Migrations are often overcomplicated by uninformed decisions made by business and technical staff. These decisions – be they technical, time line, budgetary, or inappropriate process chaining – can cause undue stress on a project and, at its worst, cause a project to halt in its tracks.
“I just wanted to personally direct some praise of Tim your way (and towards his management). He’s been truly outstanding since day one in London, exceedingly so in recent weeks and weekends in getting us to where we needed to be in what was one of the most complex and tricky environments… Quite honestly though, we couldn’t have wished for a more dedicated, knowledgeable, and professional guy to have been provided. Thank you!”
Both the technical and project management aspects of the migration are less complicated to Coherence because we do this work daily and have been for (many of us) a decade. Over time we have learned the ins and outs of the core components of the migration (Active Directory, Exchange, Other Nos/Messaging systems, Network, and Workstation) and have been able to work with the stuff laying around the core like applications and hardware devices dependent on the core. Knowing the tasks, order of precedence, and how to adapt our methodology to any given situation allows us to be great at what we do. Unfortunately we are not always there at the beginning when some of the decisions mentioned above are made. Projects where we are involved from the onset have the highest chance of success!
The benefits of any migration are realized by meeting the business objectives and will differ from project to project. By that we mean merger, acquisition, and/or divesture projects all have completely different goal sets where different benefits are realized by the business and end users.

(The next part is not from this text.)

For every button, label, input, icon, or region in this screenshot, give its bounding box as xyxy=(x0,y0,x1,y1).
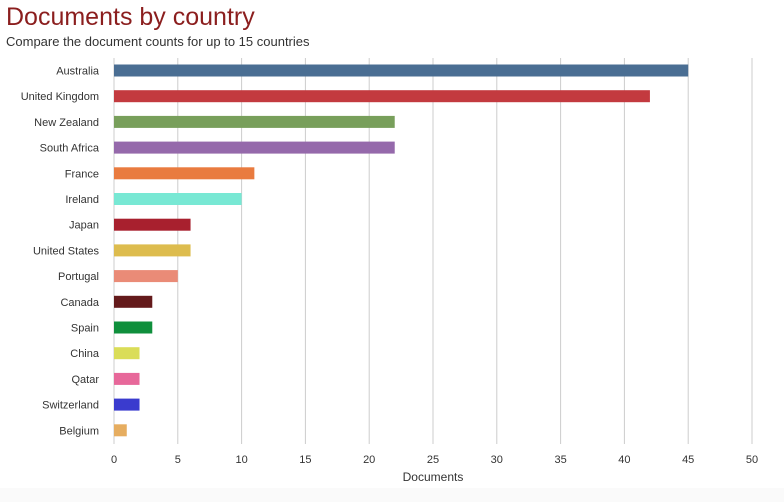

In the classic sense, most see migration as a reduction of assets and domain/exchange footprints, or simplifying the end user experience in a way that provides a simplified login or an easier way of communication and collaboration. We see migration as an opportunity to simplify and redesign if required. Although this may not always be a project goal or a decision we are involved due to timing of our involvement we see this as a goal that should be part of the migration process. Simplicity provides a whole set of different benefits to a business including reduction in support/maintenance costs, complexity, and providing an ability for workers to maximize productivity and efficiency.